И верно, мы с Глыжкой кашляем и перхаем на разные голоса: Глыжка — тонко, заливисто, как свисток, а я — глухим басом, словно в бочку. У меня кашель нутряной.
— Ну-ну! — подбадривает нас бабушка. — Больше, бесенята, расхлистанные бегайте, еще и не то будет. Немцев пережили, так кашель нутро отобьет. Это ж надо — ни дать ни взять как собаки гавкают.
Сама бабушка никогда нараспашку не бегает. Нашла где-то старый немецкий френч и хотела, чтобы я его носил. Да не на того напала — никакие уговоры не помогли. Чтобы хлопцы Адольфом обзывали?
— Беды бы мне больше не было, — сказала бабушка. Укоротила у френча рукава и теперь не снимает его с утра до позднего вечера.
Она очень смешная в своей военной одежине. Полы френча свисают до самых колен, вырез ворота широченный.
— Баб, каску тебе дать?
— А шли бы вы свиней пасти, мои внуки!
Если же бабушка вдобавок к «хренчу» еще накинет на голову и драный, неопределенного цвета платок, мы и вовсе помираем со смеху.
— Гляди-тка, шалдат! — показывает пальцем Глыжка.
Бабушка обиженно поджимает губы, и тогда ее подбородок едва не касается крючковатого носа.
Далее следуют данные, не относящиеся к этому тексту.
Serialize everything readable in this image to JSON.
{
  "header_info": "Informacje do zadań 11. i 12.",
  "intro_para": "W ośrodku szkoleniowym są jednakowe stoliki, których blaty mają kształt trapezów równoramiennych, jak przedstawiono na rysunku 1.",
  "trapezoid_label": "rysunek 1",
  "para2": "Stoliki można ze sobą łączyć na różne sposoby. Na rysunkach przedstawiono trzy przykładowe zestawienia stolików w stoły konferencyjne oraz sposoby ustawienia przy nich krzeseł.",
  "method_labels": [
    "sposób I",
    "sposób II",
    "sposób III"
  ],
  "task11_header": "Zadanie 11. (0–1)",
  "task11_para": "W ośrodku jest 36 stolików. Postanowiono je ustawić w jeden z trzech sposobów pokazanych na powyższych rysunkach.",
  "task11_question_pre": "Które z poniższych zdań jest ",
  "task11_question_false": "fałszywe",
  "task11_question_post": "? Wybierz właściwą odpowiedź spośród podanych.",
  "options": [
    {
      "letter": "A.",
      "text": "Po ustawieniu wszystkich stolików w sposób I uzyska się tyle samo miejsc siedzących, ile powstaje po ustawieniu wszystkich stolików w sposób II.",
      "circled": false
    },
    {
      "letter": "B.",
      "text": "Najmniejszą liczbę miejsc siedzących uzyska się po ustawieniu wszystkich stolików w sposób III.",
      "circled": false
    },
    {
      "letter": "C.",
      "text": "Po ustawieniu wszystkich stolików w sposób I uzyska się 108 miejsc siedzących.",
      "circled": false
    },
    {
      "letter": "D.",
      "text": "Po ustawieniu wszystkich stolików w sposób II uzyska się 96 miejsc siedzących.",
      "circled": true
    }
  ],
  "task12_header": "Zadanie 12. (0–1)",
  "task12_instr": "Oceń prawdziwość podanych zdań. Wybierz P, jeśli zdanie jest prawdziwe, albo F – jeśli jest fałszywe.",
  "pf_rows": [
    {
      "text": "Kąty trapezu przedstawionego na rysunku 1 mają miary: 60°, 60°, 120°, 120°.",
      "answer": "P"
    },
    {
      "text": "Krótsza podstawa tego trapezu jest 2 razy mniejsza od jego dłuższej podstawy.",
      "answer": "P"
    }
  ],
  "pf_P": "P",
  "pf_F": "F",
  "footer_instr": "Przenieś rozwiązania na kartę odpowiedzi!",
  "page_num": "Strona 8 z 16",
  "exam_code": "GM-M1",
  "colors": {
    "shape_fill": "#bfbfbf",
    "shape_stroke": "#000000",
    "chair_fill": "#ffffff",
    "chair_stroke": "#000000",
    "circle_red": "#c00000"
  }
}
А щеки западают глубоко-глубоко: у нее не осталось уже и тех зубов, что были до войны. Она огорченно трясет головой: ну что с него взять, с этого сопляка бесштанного? А на меня ее добрые глаза глядят с укором. Мне бы уже пора обзавестись кое-каким умишком.
Чтобы показать, что наши шуточки ей ни шли, ни ехали, бабушка небрежно отмахивается от нас и с чувством собственного достоинства замечает:
— Глазу некрасиво, зато душе радостно.
Мне уже неловко, а Глыжка не унимается. В посконных латанных-перелатанных штанишках на одной шлейке он гарцует по краю печи и заходится от смеха:
— Гы-гы-ы, влашовец!
Ну, это уже черт знает что! Тут даже я цыкнул на братишку, чтоб он прикусил язык. А у бабушки враз руки опустились. Хотела фартук повязать и не смогла. От обиды у нее задрожали губы, но голос… Голос стал таким ласковым, таким нежным, словно ее невесть как обрадовало новое прозвище.